Mr. Schenck's arrest gave authorities what they wanted: probable cause to get into Mr. Jacobs' home, court documents show.
That evening, inside the home Mr. Jacobs shared with then-girlfriend Amber Jarrell, a female fitness competitor, they found steroids, his steroids lab, kilos of raw powder, thousands of pills and some guns, the court documents say.
Nearly three weeks after Mr. Jacobs' home was raided, on May 9, authorities searched the Dallas apartment of Matt Williams, who helped both Mr. Jacobs and Mr. Atwood make steroids, court documents show. He eventually became one of seven co-defendants charged in Mr. Jacobs' network.
About a week after Mr. Williams was busted, authorities orchestrated a buy-bust on Mr. Atwood at a Plano Hooters restaurant, according to a search warrant affidavit. In his apartment, they found steroids, the affidavit states.
Mr. Atwood is an unindicted co-conspirator in the Jacobs investigation. His case is pending.

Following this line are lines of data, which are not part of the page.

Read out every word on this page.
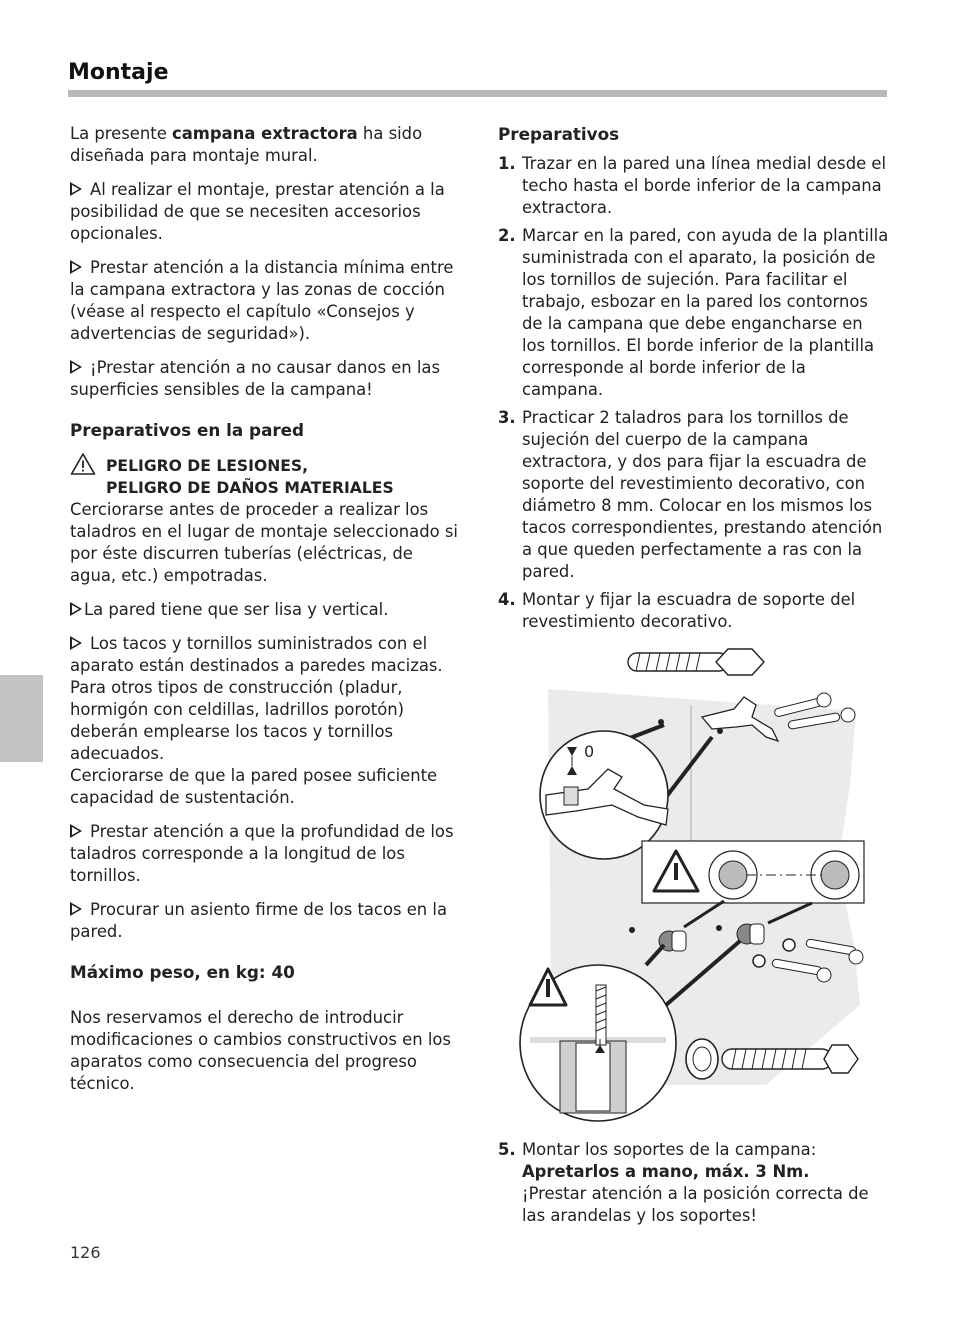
Montaje

La presente campana extractora ha sido diseñada para montaje mural.

Al realizar el montaje, prestar atención a la posibilidad de que se necesiten accesorios opcionales.

Prestar atención a la distancia mínima entre la campana extractora y las zonas de cocción (véase al respecto el capítulo «Consejos y advertencias de seguridad»).

¡Prestar atención a no causar danos en las superficies sensibles de la campana!

Preparativos en la pared
PELIGRO DE LESIONES,
PELIGRO DE DAÑOS MATERIALES

Cerciorarse antes de proceder a realizar los taladros en el lugar de montaje seleccionado si por éste discurren tuberías (eléctricas, de agua, etc.) empotradas.

La pared tiene que ser lisa y vertical.

Los tacos y tornillos suministrados con el aparato están destinados a paredes macizas. Para otros tipos de construcción (pladur, hormigón con celdillas, ladrillos porotón) deberán emplearse los tacos y tornillos adecuados.

Cerciorarse de que la pared posee suficiente capacidad de sustentación.

Prestar atención a que la profundidad de los taladros corresponde a la longitud de los tornillos.

Procurar un asiento firme de los tacos en la pared.

Máximo peso, en kg: 40

Nos reservamos el derecho de introducir modificaciones o cambios constructivos en los aparatos como consecuencia del progreso técnico.

Preparativos
1. Trazar en la pared una línea medial desde el techo hasta el borde inferior de la campana extractora.
2. Marcar en la pared, con ayuda de la plantilla suministrada con el aparato, la posición de los tornillos de sujeción. Para facilitar el trabajo, esbozar en la pared los contornos de la campana que debe engancharse en los tornillos. El borde inferior de la plantilla corresponde al borde inferior de la campana.
3. Practicar 2 taladros para los tornillos de sujeción del cuerpo de la campana extractora, y dos para fijar la escuadra de soporte del revestimiento decorativo, con diámetro 8 mm. Colocar en los mismos los tacos correspondientes, prestando atención a que queden perfectamente a ras con la pared.
4. Montar y fijar la escuadra de soporte del revestimiento decorativo.
0
5. Montar los soportes de la campana:
Apretarlos a mano, máx. 3 Nm.
¡Prestar atención a la posición correcta de las arandelas y los soportes!
126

Mr. Jacobs said this week that, on the advice of his attorney, he will not name names of NFL players to whom he sold steroids. He also says he didn't name names to investigators. He didn't have to, he says, because investigators tracking his enterprise had ample documentation of who his clients were by the time he was questioned.
He said that pro football is rife with drug use.
"If people can't see what's obvious in front of them when they watch pro football, then one should never underestimate the power of denial."
Brian Dobson, owner of Arlington's MetroFlex gym, which produced eight-time Mr. Olympia Ronnie Coleman and where Mr. Jacobs used to train with other bodybuilding friends, said that since his bust, Mr. Jacobs has been ostracized by the bodybuilding community he once serviced.
"A lot of people hate him," Mr. Dobson said. "To a lot of the other guys who were his buddies, once he got caught, he became the black plague."
He said that although he doesn't allow them in his gym, he has seen the benefits of steroid use in athletes he's trained.
"I've seen thousands of people take steroids, and I haven't seen anybody kill over it. Most all the guys making it to the top ranks in the contact sports have taken steroids at some point. But not when it's testing time."